Infelizmente, receio que isso não seja suficiente. Há alturas em que é realmente importante desmantelar uma empresa ou impedir que ela adquira todos os seus potenciais concorrentes. E há sérios riscos associados ao desenvolvimento de uma indústria gigantesca de IA sem uma regulamentação adequada. Com a IA, novas e poderosas tecnologias estão a ser controladas por fundadores que, em alguns casos, são ainda literalmente crianças e, por vezes, comportam-se como tal. Por isso, embora a legislação e os procedimentos antitrust necessitem urgentemente de modernização e reforma, eu não os eliminaria.
Isto levanta a questão de saber o que poderia ser feito para apoiar a inovação e a concorrência na ausência de uma reforma das regras de concorrência séria (e atualmente muito improvável). O ecossistema de startups da Europa está em frangalhos e a disrupção provocada pela IA coloca em grave risco a saúde económica e a segurança militar da Europa. Nos EUA, pelo contrário, o sistema de startups é forte, mas tanto a investigação académica como a governamental estão em perigo. Uma medida política extremamente valiosa seria um aumento substancial do financiamento do ensino das ciências informáticas, da investigação académica e da I&D governamental nos EUA, garantindo um fluxo contínuo de novas ideias e de fundadores não controlados pelos gigantes da tecnologia.

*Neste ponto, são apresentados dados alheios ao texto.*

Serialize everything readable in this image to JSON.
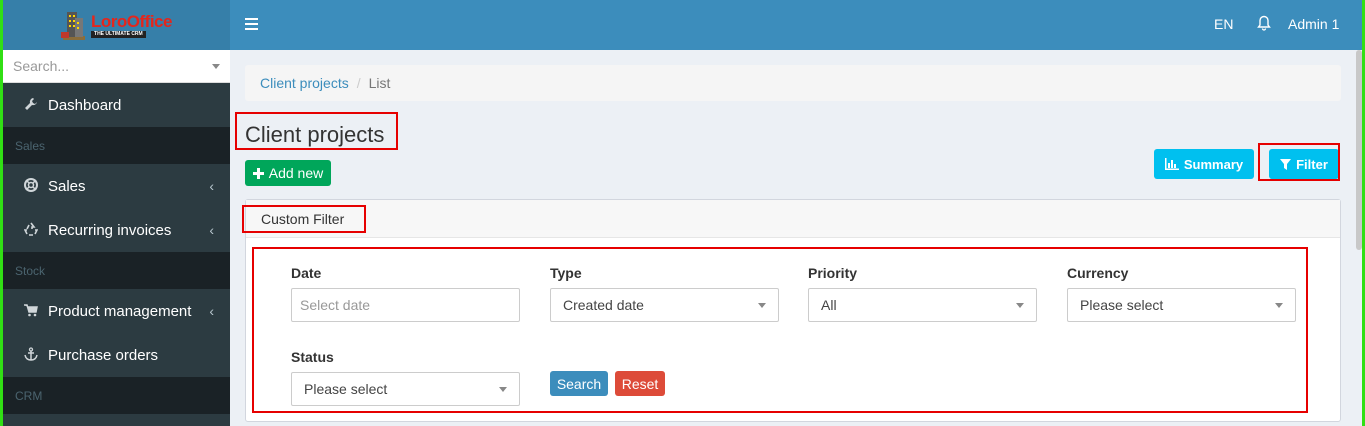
{
  "brand": {
    "name": "LoroOffice",
    "tagline": "THE ULTIMATE CRM"
  },
  "sidebar": {
    "search_placeholder": "Search...",
    "items": [
      {
        "label": "Dashboard",
        "icon": "wrench-icon",
        "type": "item"
      },
      {
        "label": "Sales",
        "type": "header"
      },
      {
        "label": "Sales",
        "icon": "life-ring-icon",
        "type": "item",
        "chevron": "‹"
      },
      {
        "label": "Recurring invoices",
        "icon": "recycle-icon",
        "type": "item",
        "chevron": "‹"
      },
      {
        "label": "Stock",
        "type": "header"
      },
      {
        "label": "Product management",
        "icon": "cart-icon",
        "type": "item",
        "chevron": "‹"
      },
      {
        "label": "Purchase orders",
        "icon": "anchor-icon",
        "type": "item"
      },
      {
        "label": "CRM",
        "type": "header"
      }
    ]
  },
  "topbar": {
    "language": "EN",
    "user": "Admin 1"
  },
  "breadcrumb": {
    "link": "Client projects",
    "current": "List"
  },
  "page": {
    "title": "Client projects",
    "add_label": "Add new",
    "summary_label": "Summary",
    "filter_label": "Filter"
  },
  "filter": {
    "title": "Custom Filter",
    "date_label": "Date",
    "date_placeholder": "Select date",
    "type_label": "Type",
    "type_value": "Created date",
    "priority_label": "Priority",
    "priority_value": "All",
    "currency_label": "Currency",
    "currency_value": "Please select",
    "status_label": "Status",
    "status_value": "Please select",
    "search_label": "Search",
    "reset_label": "Reset"
  },
  "colors": {
    "topbar": "#3c8dbc",
    "sidebar": "#222d32",
    "add_button": "#00a65a",
    "info_button": "#00c0ef",
    "reset_button": "#dd4b39",
    "highlight": "#e60000"
  }
}
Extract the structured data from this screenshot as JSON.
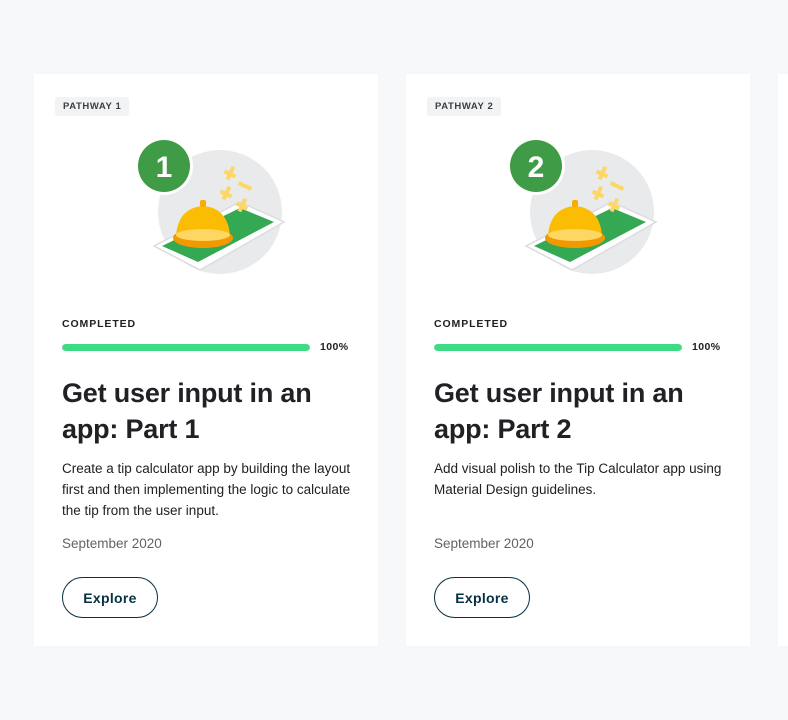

Outra possibilidade seria reforçar o controlo regulamentar das aquisições, incluindo as “aquisições sem aquisição”. A maioria dos especialistas em tecnologia opõe-se a essas restrições, argumentando que as aquisições são pró-competitivas e até necessárias. O argumento aqui é que, uma vez que as ofertas públicas iniciais (IPO, na sigla em inglês) se tornaram muito raras, as aquisições são vistas como a única forma de ‘saída’ financeira para fundadores e investidores de startups.
Sou ambivalente a este respeito e não gosto certamente da ideia de desistir da política de concorrência. No entanto, reconheço que, neste momento, Silicon Valley está a fazer um trabalho muito melhor para limitar o poder da Google do que o Departamento de Justiça ou a UE alguma vez fizeram.